Гистограмма направленных градиентов

Гистограмма направленных градиентов (англ. Histogram of Oriented Gradients, HOG) – дескрипторы особых точек, которые используются в компьютерном зрении и обработке изображений с целью распознавания объектов. Данная техника основана на подсчете количества направлений градиента в локальных областях изображения. Этот метод похож на гистограммы направления края, дескрипторы SIFT и контексты формы, но отличается тем, что вычисляется на плотной сетке равномерно распределенных ячеек и использует нормализацию перекрывающегося локального контраста для увеличения точности.
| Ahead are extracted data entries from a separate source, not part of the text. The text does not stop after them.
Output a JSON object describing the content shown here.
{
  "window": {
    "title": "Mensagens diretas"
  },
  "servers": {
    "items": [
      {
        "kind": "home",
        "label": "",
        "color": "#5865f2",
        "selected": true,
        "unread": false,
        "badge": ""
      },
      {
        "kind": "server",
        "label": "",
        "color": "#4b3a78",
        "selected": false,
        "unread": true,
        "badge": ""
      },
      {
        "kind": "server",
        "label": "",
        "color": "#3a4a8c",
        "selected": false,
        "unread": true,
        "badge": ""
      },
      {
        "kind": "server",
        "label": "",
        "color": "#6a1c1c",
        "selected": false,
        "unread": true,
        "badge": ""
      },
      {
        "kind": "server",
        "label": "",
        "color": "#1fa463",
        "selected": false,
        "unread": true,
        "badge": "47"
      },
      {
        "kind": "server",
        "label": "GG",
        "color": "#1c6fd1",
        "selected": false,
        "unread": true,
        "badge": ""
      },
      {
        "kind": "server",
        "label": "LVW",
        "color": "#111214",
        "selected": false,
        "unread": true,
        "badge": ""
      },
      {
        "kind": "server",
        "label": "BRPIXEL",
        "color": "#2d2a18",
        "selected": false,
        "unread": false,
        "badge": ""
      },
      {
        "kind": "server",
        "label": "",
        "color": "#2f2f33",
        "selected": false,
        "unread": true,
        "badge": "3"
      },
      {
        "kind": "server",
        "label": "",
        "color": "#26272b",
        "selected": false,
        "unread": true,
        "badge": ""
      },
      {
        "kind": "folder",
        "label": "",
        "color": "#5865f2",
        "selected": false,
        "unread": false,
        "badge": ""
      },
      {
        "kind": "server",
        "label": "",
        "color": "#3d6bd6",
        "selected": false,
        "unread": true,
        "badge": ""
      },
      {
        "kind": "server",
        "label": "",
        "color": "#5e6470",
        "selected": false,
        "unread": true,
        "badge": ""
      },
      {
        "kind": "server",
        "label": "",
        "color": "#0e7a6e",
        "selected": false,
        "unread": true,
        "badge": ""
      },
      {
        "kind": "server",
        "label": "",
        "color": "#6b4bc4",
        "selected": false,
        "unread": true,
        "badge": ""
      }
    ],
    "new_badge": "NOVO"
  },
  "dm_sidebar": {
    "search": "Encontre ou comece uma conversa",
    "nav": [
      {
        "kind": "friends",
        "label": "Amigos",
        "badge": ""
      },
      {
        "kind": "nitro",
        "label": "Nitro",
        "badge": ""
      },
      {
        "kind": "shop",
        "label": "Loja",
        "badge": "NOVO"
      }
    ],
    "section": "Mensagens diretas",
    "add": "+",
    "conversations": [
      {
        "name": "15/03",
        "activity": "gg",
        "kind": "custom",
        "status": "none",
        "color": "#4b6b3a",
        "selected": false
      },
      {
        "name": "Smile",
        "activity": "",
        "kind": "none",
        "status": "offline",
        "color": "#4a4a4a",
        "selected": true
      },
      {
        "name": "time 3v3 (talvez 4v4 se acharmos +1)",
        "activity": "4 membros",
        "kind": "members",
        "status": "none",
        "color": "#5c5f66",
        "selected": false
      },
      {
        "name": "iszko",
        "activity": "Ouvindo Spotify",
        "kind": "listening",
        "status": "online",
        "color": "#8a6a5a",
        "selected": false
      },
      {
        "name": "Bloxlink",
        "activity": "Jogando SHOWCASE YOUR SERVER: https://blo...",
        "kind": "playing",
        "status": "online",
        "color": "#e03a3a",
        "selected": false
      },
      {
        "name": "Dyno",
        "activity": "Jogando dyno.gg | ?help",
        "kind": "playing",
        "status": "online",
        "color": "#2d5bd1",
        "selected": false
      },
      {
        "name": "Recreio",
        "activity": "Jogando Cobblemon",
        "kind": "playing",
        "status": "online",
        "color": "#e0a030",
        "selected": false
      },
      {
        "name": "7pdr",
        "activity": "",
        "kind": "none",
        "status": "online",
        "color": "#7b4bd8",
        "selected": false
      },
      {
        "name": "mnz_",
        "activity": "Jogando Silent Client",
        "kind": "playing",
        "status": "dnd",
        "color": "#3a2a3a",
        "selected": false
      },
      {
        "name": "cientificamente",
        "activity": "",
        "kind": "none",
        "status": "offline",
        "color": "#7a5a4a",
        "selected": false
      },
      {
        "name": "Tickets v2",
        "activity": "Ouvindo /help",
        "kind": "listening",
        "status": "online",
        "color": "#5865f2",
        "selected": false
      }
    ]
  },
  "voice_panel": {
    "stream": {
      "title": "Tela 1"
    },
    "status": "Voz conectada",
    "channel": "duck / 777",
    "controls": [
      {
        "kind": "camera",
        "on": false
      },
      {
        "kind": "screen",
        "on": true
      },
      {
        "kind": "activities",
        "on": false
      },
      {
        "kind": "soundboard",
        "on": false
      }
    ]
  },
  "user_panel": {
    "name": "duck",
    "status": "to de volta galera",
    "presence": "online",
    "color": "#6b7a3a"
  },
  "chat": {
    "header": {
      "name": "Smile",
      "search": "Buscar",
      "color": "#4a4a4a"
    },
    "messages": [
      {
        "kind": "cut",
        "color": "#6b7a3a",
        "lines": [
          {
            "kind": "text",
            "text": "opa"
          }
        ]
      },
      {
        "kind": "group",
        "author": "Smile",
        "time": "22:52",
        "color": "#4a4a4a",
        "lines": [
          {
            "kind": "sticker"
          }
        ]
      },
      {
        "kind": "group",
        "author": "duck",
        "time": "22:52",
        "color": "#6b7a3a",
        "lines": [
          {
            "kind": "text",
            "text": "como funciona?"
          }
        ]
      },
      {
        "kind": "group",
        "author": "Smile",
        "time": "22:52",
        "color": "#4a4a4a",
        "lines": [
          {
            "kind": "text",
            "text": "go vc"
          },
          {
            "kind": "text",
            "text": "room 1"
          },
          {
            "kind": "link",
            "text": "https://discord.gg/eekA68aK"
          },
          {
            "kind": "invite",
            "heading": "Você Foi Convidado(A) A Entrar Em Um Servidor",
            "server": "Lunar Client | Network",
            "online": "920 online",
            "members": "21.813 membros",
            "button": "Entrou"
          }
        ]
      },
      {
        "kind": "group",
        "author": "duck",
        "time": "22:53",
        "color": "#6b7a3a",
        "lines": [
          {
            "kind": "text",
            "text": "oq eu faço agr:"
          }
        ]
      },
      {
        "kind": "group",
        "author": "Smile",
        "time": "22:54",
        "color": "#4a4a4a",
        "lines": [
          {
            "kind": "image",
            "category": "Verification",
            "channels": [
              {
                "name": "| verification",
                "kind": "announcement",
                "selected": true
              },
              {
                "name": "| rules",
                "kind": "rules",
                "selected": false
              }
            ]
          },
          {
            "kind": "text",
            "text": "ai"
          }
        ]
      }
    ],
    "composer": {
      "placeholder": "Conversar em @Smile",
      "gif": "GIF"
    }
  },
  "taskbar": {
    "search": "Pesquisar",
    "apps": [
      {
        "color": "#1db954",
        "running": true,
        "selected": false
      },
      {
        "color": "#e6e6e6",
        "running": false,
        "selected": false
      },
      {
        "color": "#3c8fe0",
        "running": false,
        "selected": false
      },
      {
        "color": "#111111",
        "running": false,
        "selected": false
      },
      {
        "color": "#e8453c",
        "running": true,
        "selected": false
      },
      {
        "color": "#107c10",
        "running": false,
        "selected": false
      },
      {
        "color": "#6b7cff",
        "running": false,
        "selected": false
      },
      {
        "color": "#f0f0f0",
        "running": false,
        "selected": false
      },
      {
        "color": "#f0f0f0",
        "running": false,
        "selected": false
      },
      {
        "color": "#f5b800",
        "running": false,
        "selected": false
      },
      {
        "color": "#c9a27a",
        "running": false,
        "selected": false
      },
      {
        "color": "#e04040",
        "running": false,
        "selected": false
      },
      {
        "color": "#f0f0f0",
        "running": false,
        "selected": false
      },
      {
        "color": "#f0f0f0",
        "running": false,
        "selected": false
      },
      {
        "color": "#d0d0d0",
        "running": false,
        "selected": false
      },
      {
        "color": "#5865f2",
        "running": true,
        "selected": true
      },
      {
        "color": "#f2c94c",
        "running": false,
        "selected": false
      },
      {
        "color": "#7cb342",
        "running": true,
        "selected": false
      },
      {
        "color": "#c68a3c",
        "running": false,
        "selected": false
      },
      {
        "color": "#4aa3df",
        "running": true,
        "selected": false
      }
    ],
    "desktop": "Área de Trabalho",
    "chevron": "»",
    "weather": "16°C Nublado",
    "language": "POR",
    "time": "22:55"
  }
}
Навнит Далал и Билл Триггс, исследователи INRIA, впервые описали гистограмму направленных градиентов в своей работе на CVPR в июне 2005 года. В этой работе они использовали алгоритм для нахождения пешеходов на статичных изображениях, хотя впоследствии расширили область применения до нахождения людей на видео, а также различных животных и машин на статичных изображениях.

Теория

Основной идеей алгоритма является допущение, что внешний вид и форма объекта на участке изображения могут быть описаны распределением градиентов интенсивности или направлением краев. Реализация этих дескрипторов может быть произведена путем разделения изображения на маленькие связные области, именуемые ячейками, и расчетом для каждой ячейки гистограммы направлений градиентов или направлений краев для пикселов, находящихся внутри ячейки. Комбинация этих гистограмм и является дескриптором. Для увеличения точности локальные гистограммы подвергаются нормализации по контрасту. С этой целью вычисляется мера интенсивности на большем фрагменте изображения, который называется блоком, и полученное значение используется для нормализации. Нормализованные дескрипторы обладают лучшей инвариантностью по отношению к освещению.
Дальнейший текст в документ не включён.